Wilcox Development Solutions Blog

Migrating Vagrant setup from Puppet 3 to Puppet 4 (manifestdir)

January 17, 2016

I like Puppet with Vagrant. Puppet 4 removed an option I really liked: manifestdir

You see, often when I’d start a greenfield project, I’d include a Vagrantfile so getting a new developer set up is one command. I’ve talked about this in the past.

Now-a-days I want to keep my puppet scripts in a folder, organized and slightly away from the main code.

Because I’m boring I call this puppet/.

manifestdir let me do that: shove everything into puppet/ and not see it. One simple flag passed into Puppet from Vagrant.

I knew Puppet 4 was going to remove manifestdir, but I could ignore the problem as long as Vagrant base boxes shipped with Puppet 3.7. Which they no longer do - it seems to be 4.x now-a-days.

Bitrot is rough in the DevOps world.

It also means I had to revisit territory from the first half of an earlier blog post.

I figured out how to solve my problem by abusing Puppet’s Environment system

Skip ahead and see the diff

In my Vagrant setup I’ll have Puppet modules specific to my app: telling Puppet to install this version of Ruby, that database, this Node package, whatever. I’ll also have third party modules: actually doing the heavy lifting of downloading the right Linux package for whatever, etc.
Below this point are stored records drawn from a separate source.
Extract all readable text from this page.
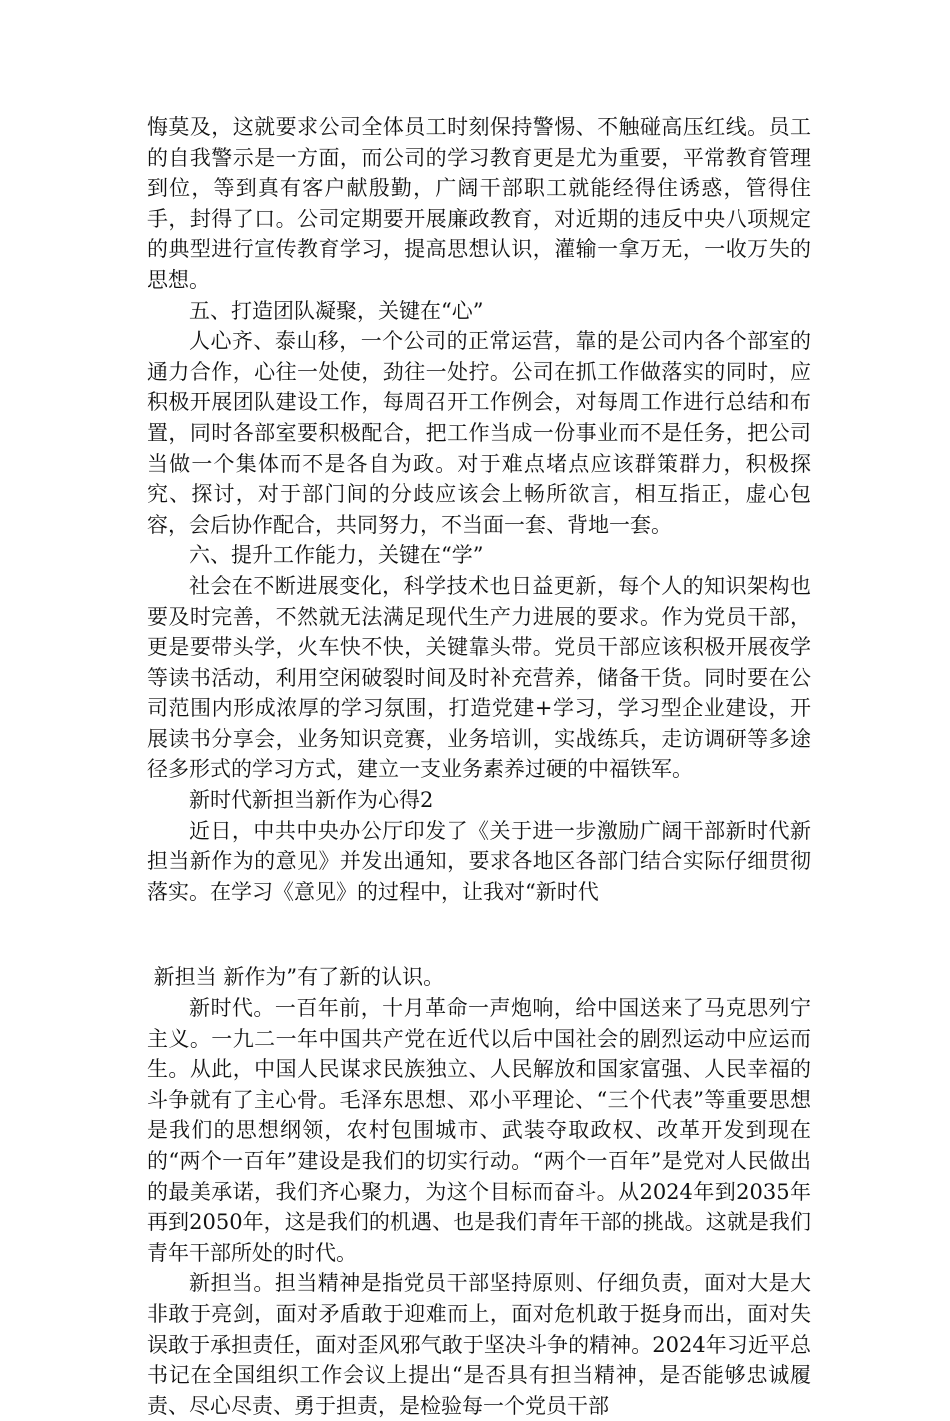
悔莫及，这就要求公司全体员工时刻保持警惕、不触碰高压红线。员工的自我警示是一方面，而公司的学习教育更是尤为重要，平常教育管理到位，等到真有客户献殷勤，广阔干部职工就能经得住诱惑，管得住手，封得了口。公司定期要开展廉政教育，对近期的违反中央八项规定的典型进行宣传教育学习，提高思想认识，灌输一拿万无，一收万失的思想。

五、打造团队凝聚，关键在“心”

人心齐、泰山移，一个公司的正常运营，靠的是公司内各个部室的通力合作，心往一处使，劲往一处拧。公司在抓工作做落实的同时，应积极开展团队建设工作，每周召开工作例会，对每周工作进行总结和布置，同时各部室要积极配合，把工作当成一份事业而不是任务，把公司当做一个集体而不是各自为政。对于难点堵点应该群策群力，积极探究、探讨，对于部门间的分歧应该会上畅所欲言，相互指正，虚心包容，会后协作配合，共同努力，不当面一套、背地一套。

六、提升工作能力，关键在“学”

社会在不断进展变化，科学技术也日益更新，每个人的知识架构也要及时完善，不然就无法满足现代生产力进展的要求。作为党员干部，更是要带头学，火车快不快，关键靠头带。党员干部应该积极开展夜学等读书活动，利用空闲破裂时间及时补充营养，储备干货。同时要在公司范围内形成浓厚的学习氛围，打造党建+学习，学习型企业建设，开展读书分享会，业务知识竞赛，业务培训，实战练兵，走访调研等多途径多形式的学习方式，建立一支业务素养过硬的中福铁军。

新时代新担当新作为心得2

近日，中共中央办公厅印发了《关于进一步激励广阔干部新时代新担当新作为的意见》并发出通知，要求各地区各部门结合实际仔细贯彻落实。在学习《意见》的过程中，让我对“新时代

新担当 新作为”有了新的认识。

新时代。一百年前，十月革命一声炮响，给中国送来了马克思列宁主义。一九二一年中国共产党在近代以后中国社会的剧烈运动中应运而生。从此，中国人民谋求民族独立、人民解放和国家富强、人民幸福的斗争就有了主心骨。毛泽东思想、邓小平理论、“三个代表”等重要思想是我们的思想纲领，农村包围城市、武装夺取政权、改革开发到现在的“两个一百年”建设是我们的切实行动。“两个一百年”是党对人民做出的最美承诺，我们齐心聚力，为这个目标而奋斗。从2024年到2035年再到2050年，这是我们的机遇、也是我们青年干部的挑战。这就是我们青年干部所处的时代。

新担当。担当精神是指党员干部坚持原则、仔细负责，面对大是大非敢于亮剑，面对矛盾敢于迎难而上，面对危机敢于挺身而出，面对失误敢于承担责任，面对歪风邪气敢于坚决斗争的精神。2024年习近平总书记在全国组织工作会议上提出“是否具有担当精神，是否能够忠诚履责、尽心尽责、勇于担责，是检验每一个党员干部
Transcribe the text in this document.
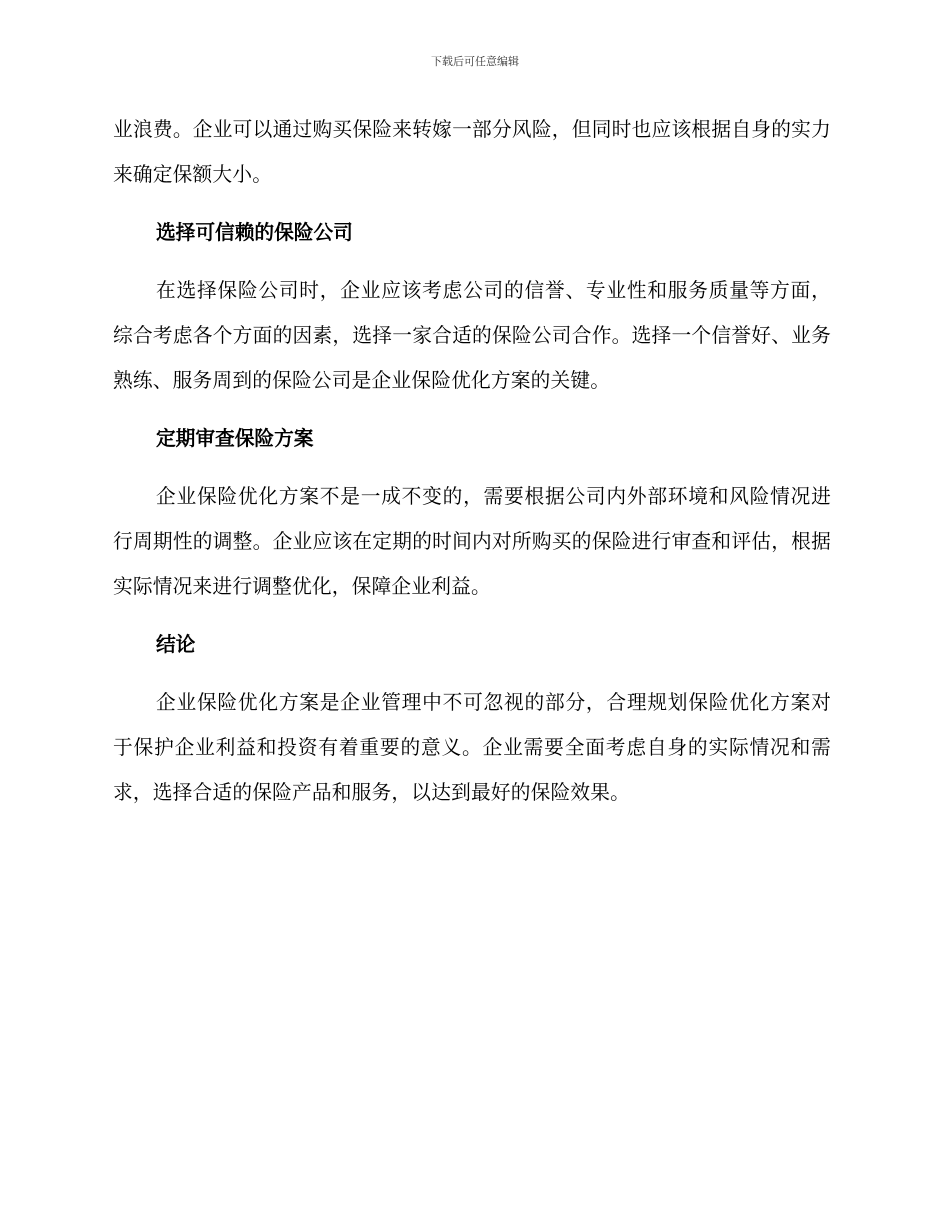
下载后可任意编辑

业浪费。企业可以通过购买保险来转嫁一部分风险，但同时也应该根据自身的实力来确定保额大小。

选择可信赖的保险公司

在选择保险公司时，企业应该考虑公司的信誉、专业性和服务质量等方面，综合考虑各个方面的因素，选择一家合适的保险公司合作。选择一个信誉好、业务熟练、服务周到的保险公司是企业保险优化方案的关键。

定期审查保险方案

企业保险优化方案不是一成不变的，需要根据公司内外部环境和风险情况进行周期性的调整。企业应该在定期的时间内对所购买的保险进行审查和评估，根据实际情况来进行调整优化，保障企业利益。

结论

企业保险优化方案是企业管理中不可忽视的部分，合理规划保险优化方案对于保护企业利益和投资有着重要的意义。企业需要全面考虑自身的实际情况和需求，选择合适的保险产品和服务，以达到最好的保险效果。
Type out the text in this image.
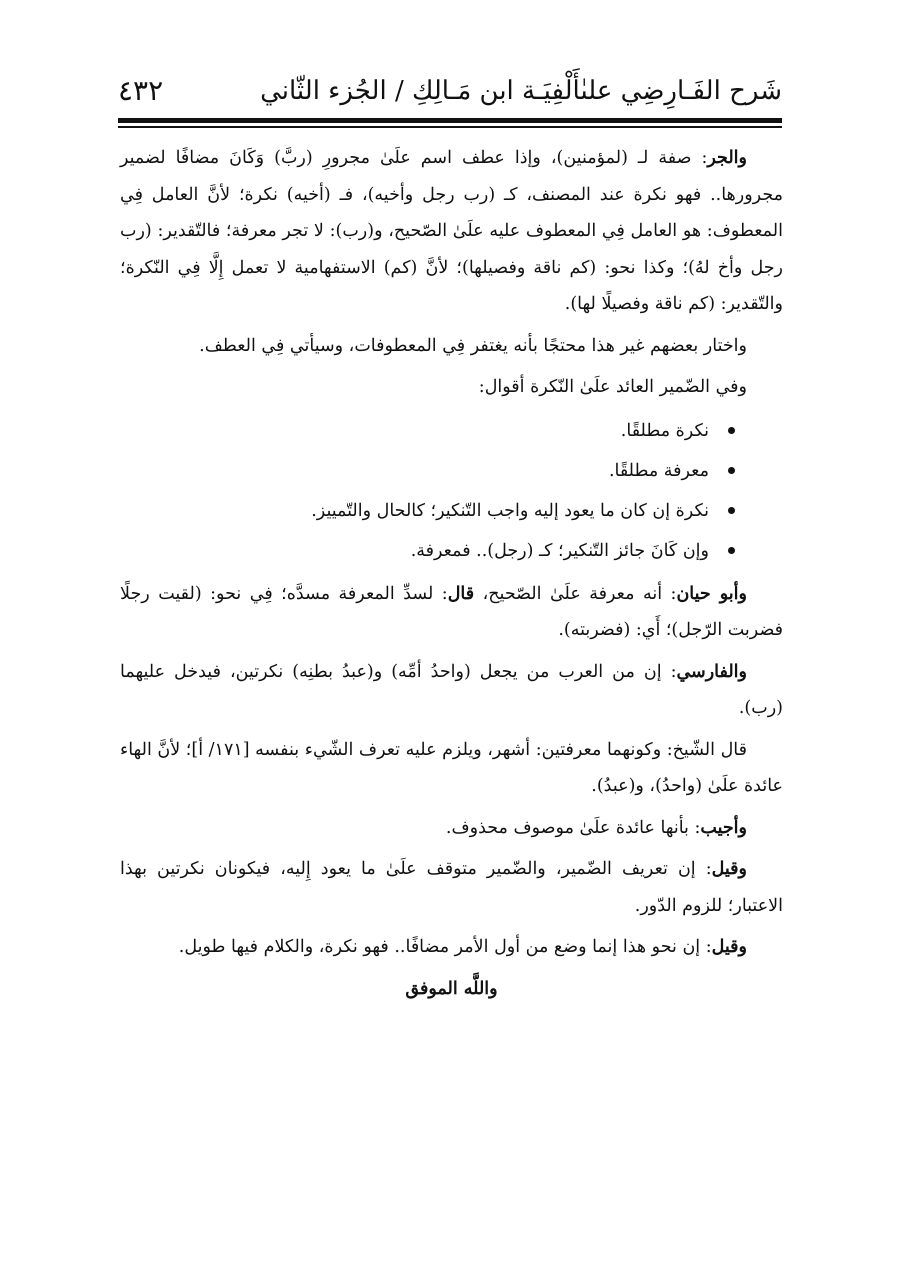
شَرح الفَـارِضِي علىٰأَلْفِيَـة ابن مَـالِكِ / الجُزء الثّاني
٤٣٢

والجر: صفة لـ (لمؤمنين)، وإذا عطف اسم علَىٰ مجرورِ (ربَّ) وَكَانَ مضافًا لضمير مجرورها.. فهو نكرة عند المصنف، كـ (رب رجل وأخيه)، فـ (أخيه) نكرة؛ لأنَّ العامل فِي المعطوف: هو العامل فِي المعطوف عليه علَىٰ الصّحيح، و(رب): لا تجر معرفة؛ فالتّقدير: (رب رجل وأخ لهُ)؛ وكذا نحو: (كم ناقة وفصيلها)؛ لأنَّ (كم) الاستفهامية لا تعمل إِلَّا فِي النّكرة؛ والتّقدير: (كم ناقة وفصيلًا لها).

واختار بعضهم غير هذا محتجًا بأنه يغتفر فِي المعطوفات، وسيأتي فِي العطف.

وفي الضّمير العائد علَىٰ النّكرة أقوال:

نكرة مطلقًا.
معرفة مطلقًا.
نكرة إن كان ما يعود إليه واجب التّنكير؛ كالحال والتّمييز.
وإن كَانَ جائز التّنكير؛ كـ (رجل).. فمعرفة.

وأبو حيان: أنه معرفة علَىٰ الصّحيح، قال: لسدِّ المعرفة مسدَّه؛ فِي نحو: (لقيت رجلًا فضربت الرّجل)؛ أَي: (فضربته).

والفارسي: إن من العرب من يجعل (واحدُ أمِّه) و(عبدُ بطنِه) نكرتين، فيدخل عليهما (رب).

قال الشّيخ: وكونهما معرفتين: أشهر، ويلزم عليه تعرف الشّيء بنفسه [١٧١/ أ]؛ لأنَّ الهاء عائدة علَىٰ (واحدُ)، و(عبدُ).

وأجيب: بأنها عائدة علَىٰ موصوف محذوف.

وقيل: إن تعريف الضّمير، والضّمير متوقف علَىٰ ما يعود إِليه، فيكونان نكرتين بهذا الاعتبار؛ للزوم الدّور.

وقيل: إن نحو هذا إنما وضع من أول الأمر مضافًا.. فهو نكرة، والكلام فيها طويل.

واللَّه الموفق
So, I’m building on some abstraction.

I use puppet module install to pull in third party modules. Puppet 4 puts them in a new place, I specifying the environment, to keep the cognitive dissidence low. I don’t strictly have to do this, but I think it’s good.

Note that we don’t want our third party modules to be in the same places as our specific modules: if installed them in the same place then we’d have to deal with these extra files in our source tree.

You see, when Vagrant starts up it creates a folder: /tmp/vagrant-puppet/ - it’s a shared folder so anything extra put in there shows up in our source directory.

So puppet module install installs third party modules in one place, and Vagrant installs our modules in another place.

Here’s where environments come in:

  1. We set our environment_path in the Vagrantfile to be ./. This is where Puppet will go looking for environments to load
  2. We set our environment - aka the environment Vagrant will tell Puppet to use - to a folder named puppet in the source directory. (remember that?)
  3. Puppet environments can contain three things: a config file, a modules folder and a manifests folder

Our config file sets the path for modules: we tell Puppet to look in our puppet/modules file, then look in the directory where puppet module install downloads its modules to, then look at the base module directory.

We need our config file because by default Puppet will look for modules in our environment’s module path, and the base module directory… and not where puppet module install puts things. (or so it seems…)

So that’s how you mis-use environments to get manifestdir “working” again.